Part 2 – Paradise Plundered. This is a small series of excerpts from a book of the same name and is written by Jim Barker who took over a piece of bush with nothing on it and turned it into a viable and valuable tobacco farm (Rhodesia produced some of the finest tobacco in the world and buyers came from all over to purchase it, shooting the country into the second biggest tobacco producer in the world). The story revolves around the establishment of this farm and how hard he had to fight to defend it, turning his house and barn into a fortress in addition to adding weapons to his light aircraft for top cover, so to speak. The blog is in snapshots.
Can you imagine that the snippet above was being played out at over 4500 white-owned commercial farms for a major part of our seven year war?

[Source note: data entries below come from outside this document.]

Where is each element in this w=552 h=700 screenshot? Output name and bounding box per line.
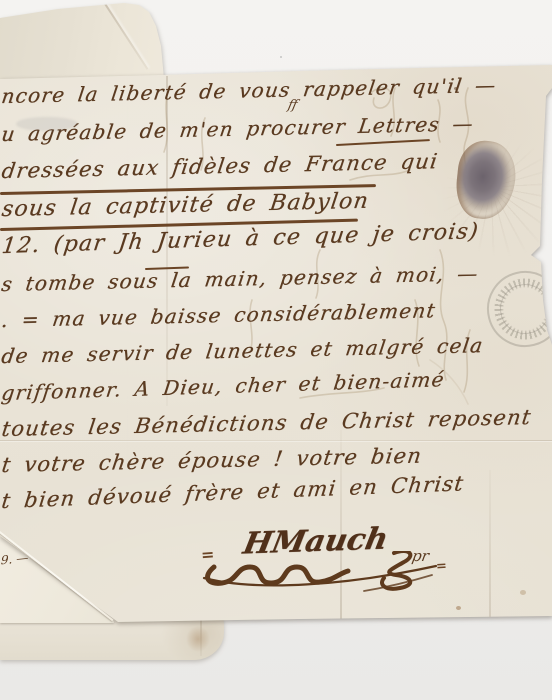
handwriting-line: sous la captivité de Babylon xyxy=(0,189,371,224)
fold-crease-vertical-right xyxy=(489,470,491,620)
postal-stamp-ring-text xyxy=(484,268,552,350)
wax-seal-stain xyxy=(453,138,519,222)
signature-dash-left: = xyxy=(200,547,214,564)
handwriting-line: ncore la liberté de vous rappeler qu'il … xyxy=(0,73,498,108)
margin-note: 9. — xyxy=(1,552,29,567)
underlying-sheet-bottom-left xyxy=(0,598,224,660)
paper-sheet-behind-corner xyxy=(0,6,46,80)
signature-dash-right: = xyxy=(436,560,448,574)
paper-edge-highlight xyxy=(0,531,113,621)
handwriting-line: 12. (par Jh Jurieu à ce que je crois) xyxy=(0,219,480,260)
interline-insertion: ff xyxy=(287,99,299,112)
grey-smudge xyxy=(16,117,78,131)
ink-speck xyxy=(454,87,458,90)
handwriting-line: t votre chère épouse ! votre bien xyxy=(0,444,424,479)
handwriting-line: s tombe sous la main, pensez à moi, — xyxy=(0,261,480,296)
handwriting-line: u agréable de m'en procurer Lettres — xyxy=(0,111,475,146)
ink-underline-line3 xyxy=(0,184,376,194)
signature-name: HMauch xyxy=(241,525,391,560)
signature-suffix: pr xyxy=(411,549,430,564)
handwriting-line: dressées aux fidèles de France qui xyxy=(0,149,440,184)
bottom-sheet-crease xyxy=(200,602,202,656)
signature-flourish-paraph xyxy=(198,551,448,599)
fold-crease-horizontal xyxy=(0,440,552,441)
bottom-sheet-smudge xyxy=(186,626,210,652)
fold-crease-vertical-left xyxy=(166,76,168,406)
handwriting-line: . = ma vue baisse considérablement xyxy=(0,298,437,332)
folded-paper-corner xyxy=(0,0,166,79)
ink-underline-lettres xyxy=(336,139,430,146)
scanned-letter-photograph: 9. — xyxy=(0,0,552,700)
seal-wrinkle-halo xyxy=(424,124,552,274)
paper-speck xyxy=(456,606,461,610)
dust-speck xyxy=(280,56,282,58)
handwriting-line: t bien dévoué frère et ami en Christ xyxy=(0,471,466,514)
handwriting-line: de me servir de lunettes et malgré cela xyxy=(0,333,485,368)
ink-underline-line4 xyxy=(0,219,358,231)
corner-fold-crease xyxy=(102,0,148,70)
postal-stamp xyxy=(479,263,552,355)
ink-underline-jh xyxy=(145,266,189,270)
fold-crease-vertical-middle xyxy=(340,430,342,620)
handwriting-line: griffonner. A Dieu, cher et bien-aimé xyxy=(0,367,446,405)
paper-speck xyxy=(520,590,526,595)
handwriting-line: toutes les Bénédictions de Christ repose… xyxy=(0,405,533,442)
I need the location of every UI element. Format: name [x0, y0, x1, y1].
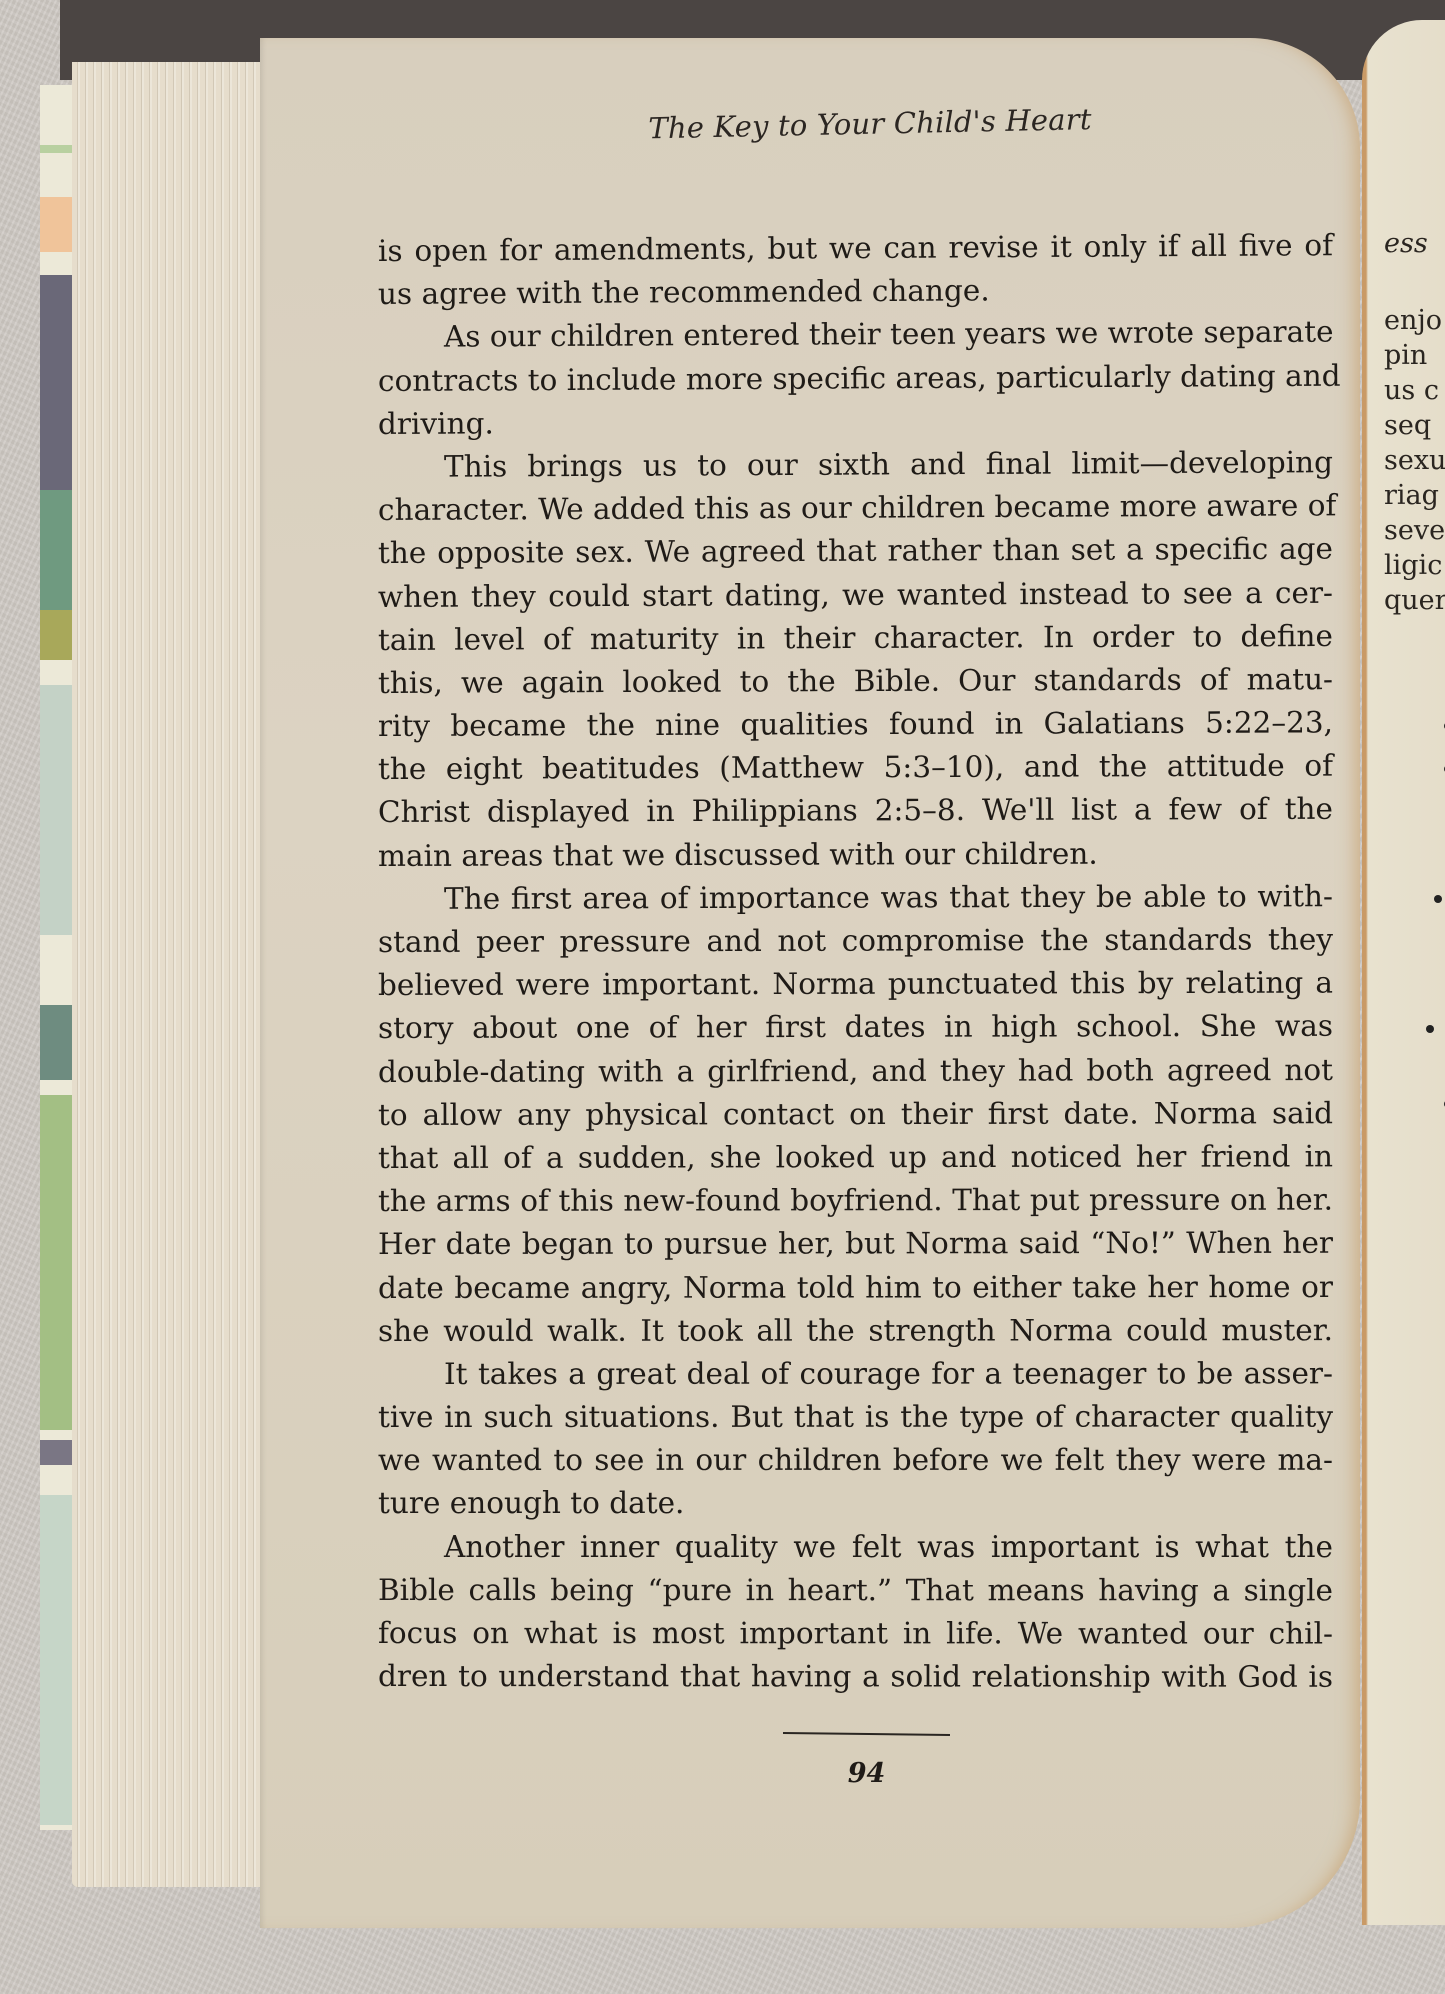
- text-line: she would walk. It took all the strength…: [378, 1309, 1333, 1353]
- text-line: main areas that we discussed with our ch…: [378, 832, 1333, 878]
- running-head: The Key to Your Child's Heart: [260, 96, 1360, 153]
- text-line: we wanted to see in our children before …: [378, 1439, 1333, 1482]
- book-page: The Key to Your Child's Heart is open fo…: [260, 38, 1360, 1928]
- bullet-icon: [1426, 1025, 1434, 1033]
- text-line: dren to understand that having a solid r…: [378, 1655, 1333, 1699]
- text-line: believed were important. Norma punctuate…: [378, 962, 1333, 1008]
- facing-page-fragment: us c: [1384, 375, 1439, 406]
- text-line: the arms of this new-found boyfriend. Th…: [378, 1179, 1333, 1224]
- text-line: story about one of her first dates in hi…: [378, 1005, 1333, 1050]
- page-number: 94: [783, 1758, 950, 1789]
- page-fore-edge-stack: [72, 62, 267, 1887]
- facing-page-fragment: pin: [1384, 340, 1427, 371]
- text-line: rity became the nine qualities found in …: [378, 701, 1333, 748]
- text-line: tive in such situations. But that is the…: [378, 1396, 1333, 1440]
- text-line: to allow any physical contact on their f…: [378, 1092, 1333, 1137]
- text-line: Her date began to pursue her, but Norma …: [378, 1222, 1333, 1266]
- bullet-icon: [1434, 895, 1442, 903]
- text-line: is open for amendments, but we can revis…: [378, 224, 1333, 273]
- text-line: us agree with the recommended change.: [378, 268, 1333, 317]
- text-line: the opposite sex. We agreed that rather …: [378, 528, 1333, 576]
- text-line: this, we again looked to the Bible. Our …: [378, 658, 1333, 705]
- text-line: tain level of maturity in their characte…: [378, 615, 1333, 662]
- text-line: when they could start dating, we wanted …: [378, 571, 1333, 618]
- text-line: date became angry, Norma told him to eit…: [378, 1265, 1333, 1309]
- text-line: ture enough to date.: [378, 1482, 1333, 1525]
- facing-page-fragment: quer: [1384, 585, 1445, 616]
- facing-page: ess enjo pin us c seq sexu riag seve lig…: [1362, 20, 1445, 1925]
- text-line: It takes a great deal of courage for a t…: [378, 1352, 1333, 1396]
- text-line: the eight beatitudes (Matthew 5:3–10), a…: [378, 745, 1333, 792]
- text-line: that all of a sudden, she looked up and …: [378, 1135, 1333, 1180]
- text-line: The first area of importance was that th…: [378, 875, 1333, 921]
- text-line: focus on what is most important in life.…: [378, 1612, 1333, 1656]
- facing-page-fragment: ess: [1384, 228, 1428, 259]
- text-line: Another inner quality we felt was import…: [378, 1526, 1333, 1569]
- facing-page-fragment: riag: [1384, 480, 1439, 511]
- facing-page-fragment: ligic: [1384, 550, 1442, 581]
- text-line: Christ displayed in Philippians 2:5–8. W…: [378, 788, 1333, 834]
- body-text: is open for amendments, but we can revis…: [378, 230, 1333, 1698]
- facing-page-fragment: seq: [1384, 410, 1431, 441]
- facing-page-fragment: sexu: [1384, 445, 1445, 476]
- text-line: contracts to include more specific areas…: [378, 354, 1333, 402]
- text-line: This brings us to our sixth and final li…: [378, 441, 1333, 489]
- footer-rule: [783, 1732, 950, 1736]
- text-line: double-dating with a girlfriend, and the…: [378, 1049, 1333, 1094]
- facing-page-fragment: seve: [1384, 515, 1445, 546]
- facing-page-fragment: enjo: [1384, 305, 1442, 336]
- text-line: stand peer pressure and not compromise t…: [378, 918, 1333, 964]
- text-line: As our children entered their teen years…: [378, 311, 1333, 360]
- text-line: character. We added this as our children…: [378, 484, 1333, 532]
- text-line: driving.: [378, 398, 1333, 446]
- text-line: Bible calls being “pure in heart.” That …: [378, 1569, 1333, 1613]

Can you imagine having to take your children to boarding school at the end of holidays, on roads infested with landmines and gooks lying in ambush?

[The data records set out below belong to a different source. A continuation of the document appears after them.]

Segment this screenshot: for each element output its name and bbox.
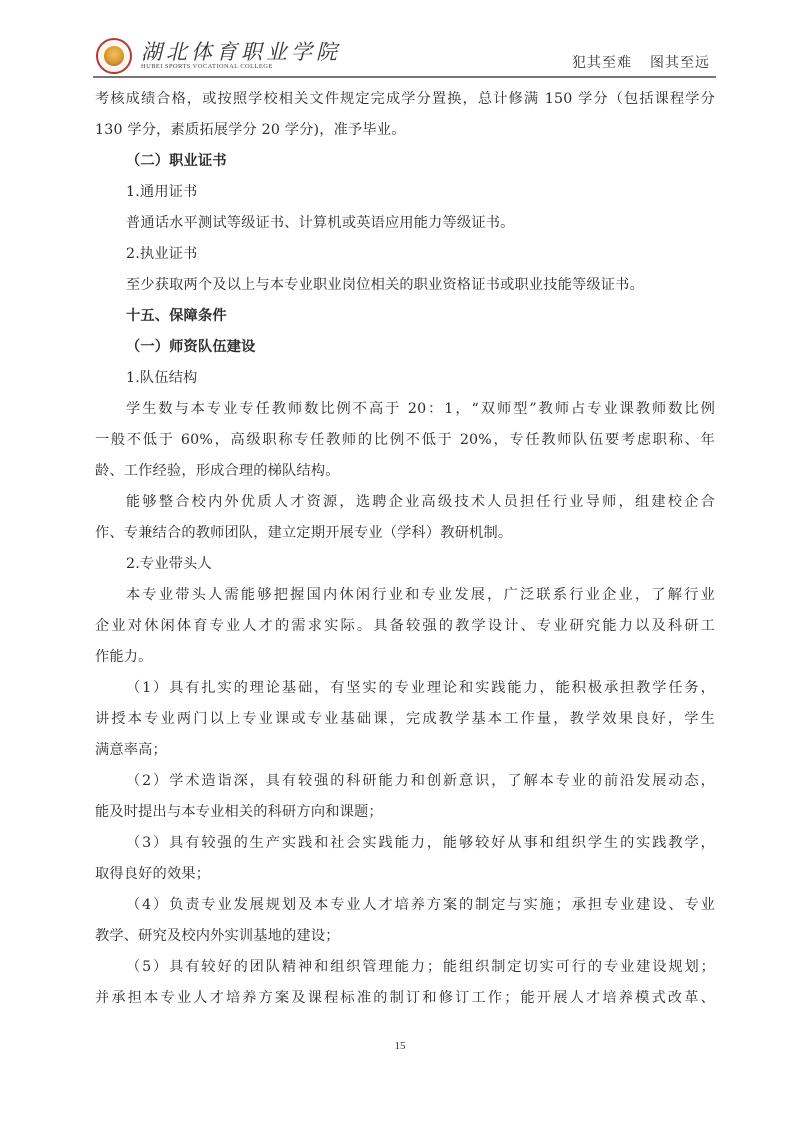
body-text-line: （1）具有扎实的理论基础，有坚实的专业理论和实践能力，能积极承担教学任务，: [95, 673, 715, 704]
college-seal-logo-icon: [96, 38, 132, 74]
college-motto: 犯其至难图其至远: [572, 52, 710, 72]
body-text-line: 至少获取两个及以上与本专业职业岗位相关的职业资格证书或职业技能等级证书。: [95, 270, 715, 301]
body-text-line: 能及时提出与本专业相关的科研方向和课题；: [95, 797, 715, 828]
motto-part-2: 图其至远: [650, 55, 710, 71]
section-heading: （一）师资队伍建设: [95, 332, 715, 363]
body-text-line: 130 学分，素质拓展学分 20 学分)，准予毕业。: [95, 115, 715, 146]
body-text-line: （5）具有较好的团队精神和组织管理能力；能组织制定切实可行的专业建设规划；: [95, 952, 715, 983]
body-text-line: 一般不低于 60%，高级职称专任教师的比例不低于 20%，专任教师队伍要考虑职称…: [95, 425, 715, 456]
body-text-line: 取得良好的效果；: [95, 859, 715, 890]
body-text-line: （4）负责专业发展规划及本专业人才培养方案的制定与实施；承担专业建设、专业: [95, 890, 715, 921]
college-name-en: HUBEI SPORTS VOCATIONAL COLLEGE: [141, 63, 273, 70]
body-text-line: 企业对休闲体育专业人才的需求实际。具备较强的教学设计、专业研究能力以及科研工: [95, 611, 715, 642]
body-text-line: 作能力。: [95, 642, 715, 673]
section-heading: （二）职业证书: [95, 146, 715, 177]
header-divider: [93, 76, 716, 78]
body-text-line: 1.队伍结构: [95, 363, 715, 394]
body-text-line: 2.执业证书: [95, 239, 715, 270]
body-text-line: 学生数与本专业专任教师数比例不高于 20：1，“双师型”教师占专业课教师数比例: [95, 394, 715, 425]
body-text-line: 满意率高；: [95, 735, 715, 766]
body-text-line: 教学、研究及校内外实训基地的建设；: [95, 921, 715, 952]
college-name-cn: 湖北体育职业学院: [141, 36, 341, 66]
body-text-line: 作、专兼结合的教师团队，建立定期开展专业（学科）教研机制。: [95, 518, 715, 549]
body-text-line: 1.通用证书: [95, 177, 715, 208]
body-text-line: 讲授本专业两门以上专业课或专业基础课，完成教学基本工作量，教学效果良好，学生: [95, 704, 715, 735]
body-text-line: （2）学术造诣深，具有较强的科研能力和创新意识，了解本专业的前沿发展动态，: [95, 766, 715, 797]
body-text-line: 并承担本专业人才培养方案及课程标准的制订和修订工作；能开展人才培养模式改革、: [95, 983, 715, 1014]
body-text-line: 龄、工作经验，形成合理的梯队结构。: [95, 456, 715, 487]
body-text-line: 考核成绩合格，或按照学校相关文件规定完成学分置换，总计修满 150 学分（包括课…: [95, 84, 715, 115]
document-body: 考核成绩合格，或按照学校相关文件规定完成学分置换，总计修满 150 学分（包括课…: [95, 84, 715, 1014]
body-text-line: 2.专业带头人: [95, 549, 715, 580]
motto-part-1: 犯其至难: [572, 55, 632, 71]
page-number: 15: [0, 1040, 800, 1052]
body-text-line: 能够整合校内外优质人才资源，选聘企业高级技术人员担任行业导师，组建校企合: [95, 487, 715, 518]
page-header: 湖北体育职业学院 HUBEI SPORTS VOCATIONAL COLLEGE…: [93, 34, 716, 78]
body-text-line: 普通话水平测试等级证书、计算机或英语应用能力等级证书。: [95, 208, 715, 239]
body-text-line: 本专业带头人需能够把握国内休闲行业和专业发展，广泛联系行业企业，了解行业: [95, 580, 715, 611]
body-text-line: （3）具有较强的生产实践和社会实践能力，能够较好从事和组织学生的实践教学，: [95, 828, 715, 859]
section-heading: 十五、保障条件: [95, 301, 715, 332]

My own sister-in-law was killed by a landmine buried in a tar road, one of only two mines laid in tar. Her sister, father and mother were not scratched although she was vaporized along with most of the car. (Author). I cannot contain my admiration for those people, they were amazing and kept producing crops no matter what came their way. Today there are about 250 white farmers on the land out of an initial figure of about 5000, reducing the bread-basket of Africa to a nation that is full of hungry people. Ironically, Zimbabwe now imports food from the same Rhodesian farmers who have established farms in Zambia, just to the north.